Ofcom stated that it had received 265 complaints about the Program, the bulk of them alleging misrepresentations.or a failure of due impartiality.Ofcom did not uphold any of the misrepresentation complaints against Swindle. Not one.

None of the complaints alleging lack of due impartiality in the science portion (sections 1-4) was upheld. Not one. [bold in original]

Additionally, Ofcom ruled on three other complaints which alleged that the filmmakers hadn’t given the IPCC and others sufficient opportunity to respond to criticism appearing in the film. McIntyre dealt with each of them separately here, here, and here.

Page 43 of the Ofcom ruling says that the regulator:

found that the IPCC had not been provided with a proper opportunity to respond to these allegations. Therefore, the broadcast of the allegations had been unfair. Channel 4 was found in breach of Rule 7.1.

At the time, McIntyre boiled the issues down to their essence:

So what exactly did IPCC win?.Did Ofcom opine on whether IPCC was giving good or bad reports? Nope. It stuck to knitting and rendered carefully reasoned decisions on whether the producers gave adequate notice to someone being criticized, as required under the Broadcasting Code.

Dismissing Pachauri’s declaration that the IPCC had been vindicated, McIntyre wrote:

Ofcom did not “uphold” the review process of the IPCC or the credibility of IPCC publications. Neither did it trash them. It simply did not consider them. Pachauri is totally misrepresenting the decision.

McIntyre also took a dim view of statements made by other IPCC officials, such as John Houghton and Martin Parry:

The Ofcom decision did “not expose the misleading and false information” regarding IPCC nor did it “confirm the integrity of the IPCC reports”.It didn’t make any decision on them one way or another.

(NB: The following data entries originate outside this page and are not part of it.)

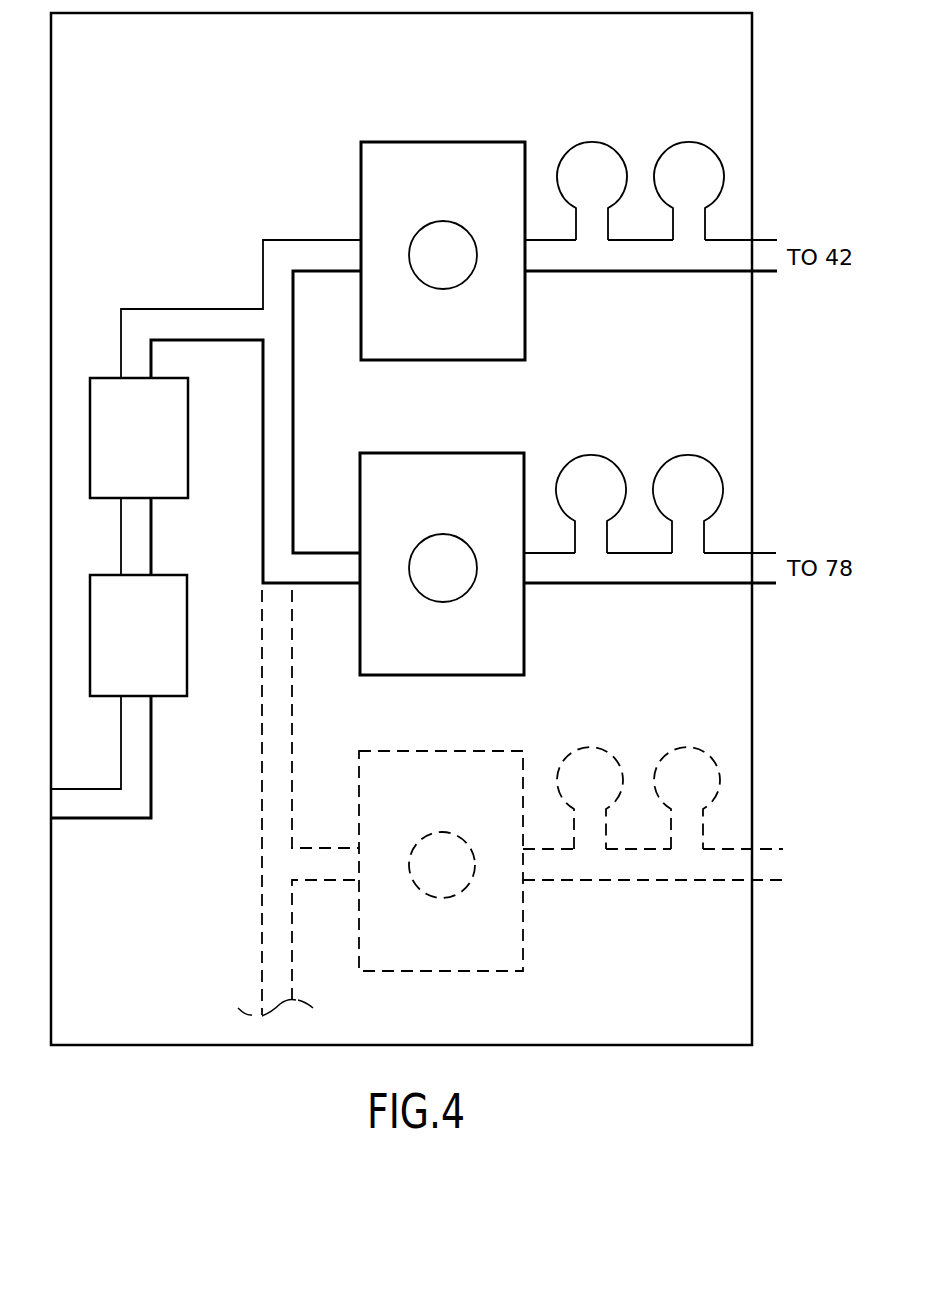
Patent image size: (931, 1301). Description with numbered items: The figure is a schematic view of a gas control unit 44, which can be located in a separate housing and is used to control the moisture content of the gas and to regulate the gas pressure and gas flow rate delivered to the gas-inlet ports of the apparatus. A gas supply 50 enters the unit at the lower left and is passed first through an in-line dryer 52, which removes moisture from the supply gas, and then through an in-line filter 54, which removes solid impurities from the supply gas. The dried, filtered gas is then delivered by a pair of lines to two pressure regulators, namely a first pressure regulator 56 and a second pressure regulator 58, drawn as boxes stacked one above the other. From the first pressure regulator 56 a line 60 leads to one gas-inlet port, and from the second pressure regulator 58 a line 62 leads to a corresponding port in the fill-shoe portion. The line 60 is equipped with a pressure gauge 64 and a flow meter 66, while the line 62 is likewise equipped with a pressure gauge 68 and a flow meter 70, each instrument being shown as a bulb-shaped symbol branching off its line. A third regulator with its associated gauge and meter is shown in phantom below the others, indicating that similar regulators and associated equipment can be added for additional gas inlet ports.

The gas control unit 44 is at (105, 1012).
The gas supply 50 is at (58, 803).
The in-line dryer 52 is at (154, 649).
The in-line filter 54 is at (154, 456).
The pressure regulator 56 is at (446, 193).
The pressure regulator 58 is at (446, 506).
The line 60 is at (598, 259).
The line 62 is at (595, 572).
The pressure gauge 64 is at (592, 158).
The flow meter 66 is at (688, 165).
The pressure gauge 68 is at (591, 470).
The flow meter 70 is at (687, 478).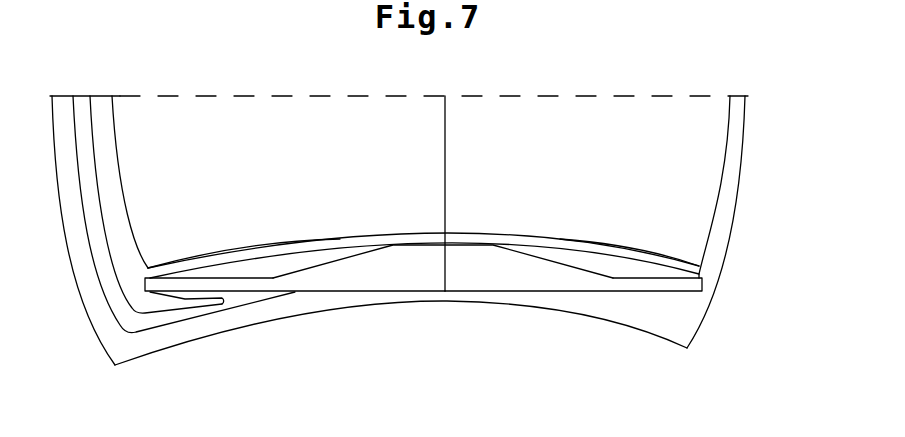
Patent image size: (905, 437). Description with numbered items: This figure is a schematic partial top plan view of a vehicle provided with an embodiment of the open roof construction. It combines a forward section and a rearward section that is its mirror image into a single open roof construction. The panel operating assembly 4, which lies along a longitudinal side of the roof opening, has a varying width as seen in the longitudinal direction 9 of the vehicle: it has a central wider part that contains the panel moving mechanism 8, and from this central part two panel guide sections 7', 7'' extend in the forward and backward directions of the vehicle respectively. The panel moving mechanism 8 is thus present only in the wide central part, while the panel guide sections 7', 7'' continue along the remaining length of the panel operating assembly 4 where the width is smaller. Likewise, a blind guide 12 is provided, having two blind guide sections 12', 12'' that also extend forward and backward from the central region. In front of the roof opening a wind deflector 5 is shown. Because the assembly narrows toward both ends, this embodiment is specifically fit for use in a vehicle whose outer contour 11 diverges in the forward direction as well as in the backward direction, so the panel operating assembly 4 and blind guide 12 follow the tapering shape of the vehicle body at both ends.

The panel operating assembly 4 is at (341, 297).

It simply said that the producers failed to give IPCC enough notice to respond.

The Ofcom ruling did not “uphold” the “reputation of the IPCC as the source of dependable and high quality information”.It simply said that IPCC didn’t get enough time to respond.

The Great Global Warming Swindle can now be watched in its entirely on YouTube. I’ve encountered several people who say it served as a tipping point for them in matters climactic. It’s no wonder Pachauri considered this film such a threat.

I urge everyone who hasn’t seen it yet to watch it and make up their own minds. It’s an important piece of history.

Update 7/3/15: The YouTube videos have been pulled, you can find the videos by doing a Google or YouTube search.